Parliamentary resolution voices concern over 'effective paralysis' of Poland's top constitutional court
The European Parliament has declared in a resolution "effective paralysis" of Poland's Constitutional Tribunal endangers the rule of law, democracy and human rights in the country.
The resolution was initiated by the European People's Party (the largest group in the European Parliament) together with the Party of European Socialists. It was backed by several other parties, including the Liberals and Greens. The resolution passed with 513 votes for, 142 against and 30 abstentions.
Ryszard Legutko, MEP from Poland's ruling Law and Justice party, called the resolution "absurd, damaging, non-credible and counter-productive." Stanisław Karczewski of Law and Justice, Speaker of the Senate, added that the European Parliament resolution was a result of the Polish opposition "informing on Poland" to European institutions.
Janusz Lewandowski, MEP of main Poland's opposition and former ruling Civic Platform party, noted, "most of the MEPs have just said that something bad is happening in Poland and they've said that all of the Poles would have to pay the bills for the mistakes made by the Law and Justice party."
The E.U. has piled on the pressure on Poland's Eurosceptic Law and Justice party for reigning in freedoms of the media and the judiciary in recent months.

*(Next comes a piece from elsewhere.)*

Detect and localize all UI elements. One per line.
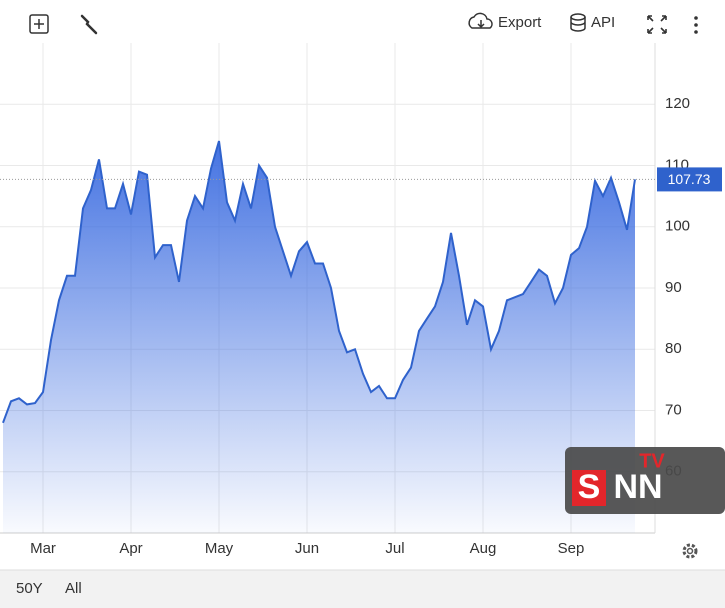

The Constitutional Tribunal on March 9 rejected a series of controversial changes to its functions introduced by the Law and Justice Party. The move was aimed to increase the number of judges required to make rulings on the Constitutional Tribunal and change the order in which cases are heard. Critics say the changes have made it difficult for judges to review new legislation, let alone challenge it.
The government refused to recognise court's rejection, effectively putting it in legal limbo.